AI Agent Security Testing in CI/CD
Security testing for AI agents is often treated as a periodic exercise — a red team engagement every quarter, a pre-launch audit before a major release. This approach has a fundamental problem: AI agents change constantly. Model updates, new tools, prompt revisions, RAG corpus changes — each is a potential new vulnerability. Quarterly testing catches a tiny fraction of the risk surface.
The solution is continuous adversarial AI testing integrated directly into CI/CD pipelines — the same way you'd integrate unit tests or SAST scanning.
This guide covers how to do it.
Why CI/CD Integration Is Non-Negotiable for AI Agent Security
Traditional software security can rely heavily on static analysis — examining code for patterns that correlate with vulnerability classes. AI agent security cannot. The vulnerabilities are behavioral and emergent. They only manifest when the agent runs.
This means:
- Every change is potentially a new vulnerability — a prompt edit that makes the agent more helpful may also make it more susceptible to goal hijacking. A new tool that adds capability expands the tool abuse surface.
- Model updates introduce regressions — when your LLM provider updates the underlying model, your agent's behavior changes. Defense mechanisms that worked against GPT-4o may need calibration against its successor.
- Manual testing doesn't scale — running a full adversarial test suite manually before every deployment is infeasible. CI/CD integration makes it automatic.
- Compliance requires continuous evidence — NIST AI RMF and emerging AI security frameworks expect documented, ongoing security testing — not a once-a-year report.

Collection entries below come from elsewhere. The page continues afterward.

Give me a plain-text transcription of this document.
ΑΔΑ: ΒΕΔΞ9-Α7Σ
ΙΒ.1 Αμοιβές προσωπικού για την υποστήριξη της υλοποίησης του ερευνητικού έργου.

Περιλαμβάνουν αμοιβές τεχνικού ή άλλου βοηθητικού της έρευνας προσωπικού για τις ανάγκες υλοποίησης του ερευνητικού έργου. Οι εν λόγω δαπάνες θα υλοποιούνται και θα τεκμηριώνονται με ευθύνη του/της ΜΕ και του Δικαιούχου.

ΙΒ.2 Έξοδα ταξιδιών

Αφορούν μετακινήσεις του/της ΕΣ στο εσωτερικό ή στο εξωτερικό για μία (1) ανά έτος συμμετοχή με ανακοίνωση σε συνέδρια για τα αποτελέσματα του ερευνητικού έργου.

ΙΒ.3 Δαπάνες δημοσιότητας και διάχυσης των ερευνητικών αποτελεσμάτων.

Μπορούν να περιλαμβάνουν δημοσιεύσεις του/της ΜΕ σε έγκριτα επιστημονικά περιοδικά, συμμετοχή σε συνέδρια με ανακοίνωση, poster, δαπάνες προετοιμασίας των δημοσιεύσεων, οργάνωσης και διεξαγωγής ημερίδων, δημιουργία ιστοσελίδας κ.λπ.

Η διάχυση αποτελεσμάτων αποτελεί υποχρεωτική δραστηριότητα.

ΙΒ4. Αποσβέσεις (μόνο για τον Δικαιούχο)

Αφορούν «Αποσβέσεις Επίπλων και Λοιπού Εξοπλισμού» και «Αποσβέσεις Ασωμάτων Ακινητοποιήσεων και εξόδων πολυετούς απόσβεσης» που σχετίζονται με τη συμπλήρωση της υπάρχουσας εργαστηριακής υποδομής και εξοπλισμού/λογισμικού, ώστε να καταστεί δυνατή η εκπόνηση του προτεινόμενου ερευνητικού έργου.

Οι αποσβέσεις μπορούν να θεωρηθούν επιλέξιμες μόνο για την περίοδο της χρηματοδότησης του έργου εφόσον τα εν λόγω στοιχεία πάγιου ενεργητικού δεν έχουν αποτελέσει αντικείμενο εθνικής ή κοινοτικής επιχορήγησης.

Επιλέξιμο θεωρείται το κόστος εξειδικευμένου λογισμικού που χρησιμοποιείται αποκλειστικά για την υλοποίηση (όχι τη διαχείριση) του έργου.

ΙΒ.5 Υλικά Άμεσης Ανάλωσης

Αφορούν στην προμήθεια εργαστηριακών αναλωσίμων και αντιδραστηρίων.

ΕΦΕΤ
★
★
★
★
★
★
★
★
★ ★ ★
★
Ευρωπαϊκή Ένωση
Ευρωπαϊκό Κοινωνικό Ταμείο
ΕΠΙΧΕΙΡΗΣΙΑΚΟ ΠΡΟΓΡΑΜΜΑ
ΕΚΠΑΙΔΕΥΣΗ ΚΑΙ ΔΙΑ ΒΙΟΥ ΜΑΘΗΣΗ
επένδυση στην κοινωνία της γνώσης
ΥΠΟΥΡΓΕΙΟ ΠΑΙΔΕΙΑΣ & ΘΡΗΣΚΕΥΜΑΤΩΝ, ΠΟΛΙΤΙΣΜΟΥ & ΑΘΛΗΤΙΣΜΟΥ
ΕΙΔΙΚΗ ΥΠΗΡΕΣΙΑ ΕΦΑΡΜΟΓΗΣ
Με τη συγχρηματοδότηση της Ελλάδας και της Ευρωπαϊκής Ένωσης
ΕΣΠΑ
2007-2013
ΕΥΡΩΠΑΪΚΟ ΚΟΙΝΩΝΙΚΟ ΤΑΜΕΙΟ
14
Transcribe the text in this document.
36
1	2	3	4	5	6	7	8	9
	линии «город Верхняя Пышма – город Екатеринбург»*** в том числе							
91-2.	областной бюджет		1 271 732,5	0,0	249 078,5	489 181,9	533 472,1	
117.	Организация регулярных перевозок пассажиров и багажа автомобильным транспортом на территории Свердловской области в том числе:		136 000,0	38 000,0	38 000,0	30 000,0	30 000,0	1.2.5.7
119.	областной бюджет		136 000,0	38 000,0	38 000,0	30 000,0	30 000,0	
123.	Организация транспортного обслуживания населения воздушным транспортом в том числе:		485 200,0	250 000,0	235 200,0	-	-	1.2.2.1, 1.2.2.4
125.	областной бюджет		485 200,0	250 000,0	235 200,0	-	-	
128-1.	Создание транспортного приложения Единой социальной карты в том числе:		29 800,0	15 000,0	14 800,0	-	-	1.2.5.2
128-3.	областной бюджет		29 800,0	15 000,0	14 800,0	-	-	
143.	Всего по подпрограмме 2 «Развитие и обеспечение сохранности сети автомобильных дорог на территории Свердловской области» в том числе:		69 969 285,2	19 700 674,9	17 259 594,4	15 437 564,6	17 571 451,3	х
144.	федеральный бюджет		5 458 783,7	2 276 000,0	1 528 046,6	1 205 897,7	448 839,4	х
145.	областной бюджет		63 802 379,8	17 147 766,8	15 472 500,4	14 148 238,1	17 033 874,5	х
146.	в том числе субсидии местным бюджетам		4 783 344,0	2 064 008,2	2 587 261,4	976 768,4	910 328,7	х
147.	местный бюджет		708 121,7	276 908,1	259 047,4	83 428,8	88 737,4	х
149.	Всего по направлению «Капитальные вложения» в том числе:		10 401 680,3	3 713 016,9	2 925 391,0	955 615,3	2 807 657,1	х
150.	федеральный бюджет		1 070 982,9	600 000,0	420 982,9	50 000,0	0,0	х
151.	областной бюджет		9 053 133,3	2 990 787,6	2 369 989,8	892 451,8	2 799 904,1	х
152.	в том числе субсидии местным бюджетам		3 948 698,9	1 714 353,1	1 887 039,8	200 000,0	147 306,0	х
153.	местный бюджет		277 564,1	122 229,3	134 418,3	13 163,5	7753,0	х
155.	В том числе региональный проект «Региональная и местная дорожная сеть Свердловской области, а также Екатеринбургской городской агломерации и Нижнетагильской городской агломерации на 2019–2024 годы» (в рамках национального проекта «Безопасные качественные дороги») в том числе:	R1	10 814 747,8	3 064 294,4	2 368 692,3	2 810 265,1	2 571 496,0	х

The CI/CD Integration Architecture
┌─────────────────────────────────────────────────────┐
│ Developer pushes code / prompt / tool change │
└────────────────────────┬────────────────────────────┘
│
▼
┌─────────────────────────────────────────────────────┐
│ CI Pipeline: Build + Unit Tests + Type Check │
└────────────────────────┬────────────────────────────┘
│
▼
┌─────────────────────────────────────────────────────┐
│ Deploy to staging environment │
└────────────────────────┬────────────────────────────┘
│
▼
┌─────────────────────────────────────────────────────┐
│ FortifAI Adversarial Scan │
│ → 150+ payloads against staging agent endpoint │
│ → OWASP Agentic Top 10 coverage │
│ → Structured JSON results │
└────────────────────────┬────────────────────────────┘
│
┌──────────┴──────────┐
│ │
Critical/High findings No Critical/High
│ │
▼ ▼
┌─────────────────┐ ┌────────────────────┐
│ Block deploy │ │ Deploy to prod │
│ Create ticket │ │ Security badge ✓ │
└─────────────────┘ └────────────────────┘Step 1: Set Up Your FortifAI Configuration
Create a fortifai.config.ts in your project root that points to your staging environment endpoint:
// fortifai.config.ts
export default {
// Your AI agent's HTTP endpoint
target: process.env.AGENT_STAGING_URL ?? "http://localhost:3000/api/chat",
// HTTP method your agent uses
method: "POST" as const,
// Request headers (auth token, content type)
headers: {
"Content-Type": "application/json",
"Authorization": `Bearer ${process.env.AGENT_INTERNAL_TOKEN}`,
},
// Request body shape — {{FORTIFAI_PAYLOAD}} is replaced with each test payload
requestBody: {
messages: [
{
role: "user",
content: "{{FORTIFAI_PAYLOAD}}"
}
]
},
// Where in the response to find the agent's reply
responseExtractor: "choices[0].message.content",
// Which OWASP categories to run (default: all)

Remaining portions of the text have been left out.